Phd-thesis defence: Inhomogeneous cosmologies with clustered dark energy or a local matter void
by
Michael Blomqvist(SU)
→
Europe/Stockholm
FB42
FB42
Description
In the standard model of cosmology, the universe is currently dominated by dark energy in the form of the cosmological constant that drives the expansion to accelerate. While the cosmological constant hypothesis is consistent with all current data, several alternative models have also been proposed to explain the observations. This thesis investigates inhomogeneous cosmological models in which dark energy clusters or where we live inside an underdense region in a matter-dominated universe.
Dynamical models of dark energy predict spatial variations in the dark energy density. Searches for angular correlated fluctuations in the supernova peak magnitudes, as expected if dark energy clusters, yield results consistent with no dark energy fluctuations. However, the current observational limits on the amount of correlation still allow for quite general dark energy clustering occurring in the linear regime.

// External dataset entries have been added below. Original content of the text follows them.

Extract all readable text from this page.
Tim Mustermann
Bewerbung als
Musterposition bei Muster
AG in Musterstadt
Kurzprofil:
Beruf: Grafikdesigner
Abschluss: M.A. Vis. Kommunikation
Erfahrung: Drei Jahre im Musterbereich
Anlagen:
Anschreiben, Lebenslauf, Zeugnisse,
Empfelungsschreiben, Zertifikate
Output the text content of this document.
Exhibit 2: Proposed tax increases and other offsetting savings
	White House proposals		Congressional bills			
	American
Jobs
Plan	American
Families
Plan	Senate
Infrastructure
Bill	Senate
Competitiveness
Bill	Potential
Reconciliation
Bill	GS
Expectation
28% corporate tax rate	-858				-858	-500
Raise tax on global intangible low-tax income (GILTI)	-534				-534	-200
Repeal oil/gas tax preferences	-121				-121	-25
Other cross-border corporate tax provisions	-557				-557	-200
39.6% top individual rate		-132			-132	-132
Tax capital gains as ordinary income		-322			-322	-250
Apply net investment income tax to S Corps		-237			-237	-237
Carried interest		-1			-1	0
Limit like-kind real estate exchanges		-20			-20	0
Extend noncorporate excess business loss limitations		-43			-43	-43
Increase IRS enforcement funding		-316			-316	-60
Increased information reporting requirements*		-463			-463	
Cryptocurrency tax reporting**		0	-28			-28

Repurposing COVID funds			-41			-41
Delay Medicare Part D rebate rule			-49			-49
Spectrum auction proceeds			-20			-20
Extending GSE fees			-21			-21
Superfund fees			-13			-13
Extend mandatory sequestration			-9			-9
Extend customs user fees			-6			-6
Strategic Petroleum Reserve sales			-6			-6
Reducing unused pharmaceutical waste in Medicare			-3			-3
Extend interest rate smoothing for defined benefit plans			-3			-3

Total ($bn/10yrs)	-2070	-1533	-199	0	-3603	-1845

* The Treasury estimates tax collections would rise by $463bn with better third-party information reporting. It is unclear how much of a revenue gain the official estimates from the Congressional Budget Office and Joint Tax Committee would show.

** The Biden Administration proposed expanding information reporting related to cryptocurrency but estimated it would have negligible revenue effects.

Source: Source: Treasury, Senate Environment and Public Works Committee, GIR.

Inhomogeneous models where we live inside a large, local void in the matter density can possibly explain the apparent acceleration without invoking dark energy. This scenario is confronted with current cosmological distance measurements to put constraints on the size and depth of the void, as well as on our position within it. The model is found to explain the observations only if the void size is of the order of the visible universe and the observer is located very close to the center, in violation of the Copernican principle.